Toyota is an example of a company that employs kieretsu (Aoki and Lennerfors). The company’s relationship with its suppliers is more transparent, worldwide, and focused on cost-cutting. The company and its suppliers develop a sense of trust over the long haul. As a result of increased trust, they collaborate more, and Toyota provides educational support for the innovations it might be seeking in the future. The integrated supplier has the time to learn by way of a learning curve. The Toyota kieretsu system is beneficial for both company and integrated supplier.

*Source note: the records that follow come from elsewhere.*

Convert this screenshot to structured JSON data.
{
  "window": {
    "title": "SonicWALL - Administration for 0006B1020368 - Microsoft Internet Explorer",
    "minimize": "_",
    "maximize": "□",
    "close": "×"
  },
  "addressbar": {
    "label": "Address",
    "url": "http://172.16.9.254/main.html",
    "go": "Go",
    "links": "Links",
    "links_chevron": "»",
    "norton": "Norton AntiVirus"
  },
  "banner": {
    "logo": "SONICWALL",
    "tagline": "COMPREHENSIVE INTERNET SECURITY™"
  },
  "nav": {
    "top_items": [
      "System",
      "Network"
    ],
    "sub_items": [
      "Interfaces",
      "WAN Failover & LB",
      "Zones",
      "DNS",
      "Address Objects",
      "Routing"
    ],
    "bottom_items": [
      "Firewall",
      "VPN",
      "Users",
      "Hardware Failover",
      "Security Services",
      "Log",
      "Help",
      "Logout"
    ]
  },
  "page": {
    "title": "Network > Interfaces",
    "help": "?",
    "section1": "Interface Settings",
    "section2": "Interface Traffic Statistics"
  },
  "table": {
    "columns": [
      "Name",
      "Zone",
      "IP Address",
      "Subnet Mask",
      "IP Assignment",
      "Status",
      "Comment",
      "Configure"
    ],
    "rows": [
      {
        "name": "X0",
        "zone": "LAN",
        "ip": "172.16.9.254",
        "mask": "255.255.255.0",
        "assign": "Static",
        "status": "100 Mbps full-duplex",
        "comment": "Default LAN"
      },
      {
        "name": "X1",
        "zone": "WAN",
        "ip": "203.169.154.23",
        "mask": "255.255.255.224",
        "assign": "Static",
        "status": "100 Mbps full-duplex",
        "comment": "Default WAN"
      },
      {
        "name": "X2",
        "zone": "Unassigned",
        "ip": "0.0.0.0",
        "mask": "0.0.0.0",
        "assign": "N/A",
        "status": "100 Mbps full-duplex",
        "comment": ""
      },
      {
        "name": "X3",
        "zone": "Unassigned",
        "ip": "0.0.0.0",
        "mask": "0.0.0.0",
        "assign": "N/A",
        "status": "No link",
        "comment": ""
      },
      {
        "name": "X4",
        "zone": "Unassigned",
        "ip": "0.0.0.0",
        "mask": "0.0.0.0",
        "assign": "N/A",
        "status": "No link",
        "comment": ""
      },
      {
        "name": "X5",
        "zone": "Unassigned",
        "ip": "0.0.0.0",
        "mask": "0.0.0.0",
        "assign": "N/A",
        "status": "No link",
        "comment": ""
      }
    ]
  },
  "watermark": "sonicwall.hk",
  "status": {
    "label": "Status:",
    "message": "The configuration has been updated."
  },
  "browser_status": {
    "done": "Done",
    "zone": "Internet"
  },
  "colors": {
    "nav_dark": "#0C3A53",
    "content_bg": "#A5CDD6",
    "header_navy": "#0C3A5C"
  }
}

Luke’s Lobster is an example of a company that employs vertical integration (Buchanan). The strategy impacts both quality and price in a very positive way. Luke Holden, the owner of Luke’s Lobster, handles the restaurants, while his father handles their Cape Seafood processing plant. The plant supplies all of his restaurants which seem to be increasing in number by the day. There is a Luke’s Lobster in Maine, New York, Washington, Boston, Philly, Las Vegas and Maryland (Buchanan).
No matter which strategy is selected, the supply chain is a system subject to serious inefficiencies (Heizer and Render). In order to forge success between the organization and its suppliers, there needs to be a meeting of the minds on goals, the companies must have mutual trust, and there needs to be cultural compatibility. All entities must appreciate if the customer is not happy, no one will be happy, so the customer’s happiness must always be in the forefront of everything that the companies engage in. In order to develop mutual trust, all components in the relationship must share information, communicate, bear the risks and engage in mutual information gathering for the good of the group. Cultural compatibility is essential because there needs to be an alignment between those that are purchasing and those that are supplying. The two entities do not always have compatible perspectives (one wants to save money and one wants to make more money) and it is important to work towards the goal of joint objectives to the extent possible (Heizer and Render).